According to Mashable’s Lance Ulanoff, “The Amazon Echo Show is a quantum leap beyond any Alexa-infused product we’ve seen before” because of the new interface with the touch screen. He also noted that Echo Show will always communicate with you, while other devices wait for you to initiate.
It’s obvious Amazon is becoming a stronger platform for amplifying your brand through paid and organic content, both visual and voice-related. If you do not have an Amazon strategy yet, KeywordFirst highly recommends experimenting with advertising on their platform.
Google Gets Smarter
Meanwhile, at its annual I/O event, Google introduced a slew of features to make Google Home and Google Assistant more useful.
As if to answer Amazon Echo, Google launched Visual Responses, which also integrates visual content with voice. As Google noted on its blog, “You’ll be able to see Assistant answers on the biggest screen in your house, whether you’re asking ‘what’s on YouTube TV right now?’ or ‘what’s on my calendar today?’”
In other words, Google provides the same functionality as Amazon but with the power of the Google search and discovery ecosystem more closely integrated into the experience.
Google made many other enhancements to Google Assistant and Google Home. For instance, with Proactive Assistance, Google Home sends people information without being asked. So if you have an appointment with your doctor entered on your Google calendar, Google Home will remind you of the date and time, suggest a driving route, or provide other useful information such as helpful stops on the way to the doctor.
Another interesting improvement consists of making Google Assistant more conversational and more contextual. As Google noted on its blog, we often want to have follow-up conversations with Google Assistant. So Google has made it possible to see the history of your conversation with Google Assistant as you would a text thread, thus making it easier for you to re-engage with a conversation – say, managing a shopping list at the store after you’ve started one and then had your trip to Target interrupted by something else.
Google, Amazon and Apple understand that people and brands find each other in more sophisticated, multi-dimensional ways. All of these companies have evolved to incorporate voice search tools and now multi-media discovery platforms.
Brands need to think of themselves as multi-media advertisers in the world that Amazon, Google and Apple are shaping. Performance media is not an either/or choice between voice, text-based, and visual platforms such as Instagram and YouTube.
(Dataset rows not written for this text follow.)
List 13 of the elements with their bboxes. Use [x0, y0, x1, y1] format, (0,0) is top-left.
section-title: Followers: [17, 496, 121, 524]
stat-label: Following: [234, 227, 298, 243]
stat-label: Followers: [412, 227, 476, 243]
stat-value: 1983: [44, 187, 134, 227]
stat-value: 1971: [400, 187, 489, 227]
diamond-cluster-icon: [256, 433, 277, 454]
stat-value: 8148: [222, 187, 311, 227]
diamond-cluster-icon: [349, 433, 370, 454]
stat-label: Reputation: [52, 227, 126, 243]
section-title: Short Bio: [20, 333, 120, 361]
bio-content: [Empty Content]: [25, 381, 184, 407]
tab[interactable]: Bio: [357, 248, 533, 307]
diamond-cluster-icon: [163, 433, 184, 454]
These three leading brands are forcing businesses to think of their media as overlapping, integrated platforms.
Virtual assistants are using machine learning to understand the consumer’s voice, interests, behaviors and intent to give them a better search experience. And with voice-activated devices advancing, consumer’s search behavior is shifting. We’ve mentioned before that voice searches are more conversational and natural. Advertisers now need to focus their content strategy not only around conversational language, but also visuals and the context of the search including the type of device and location.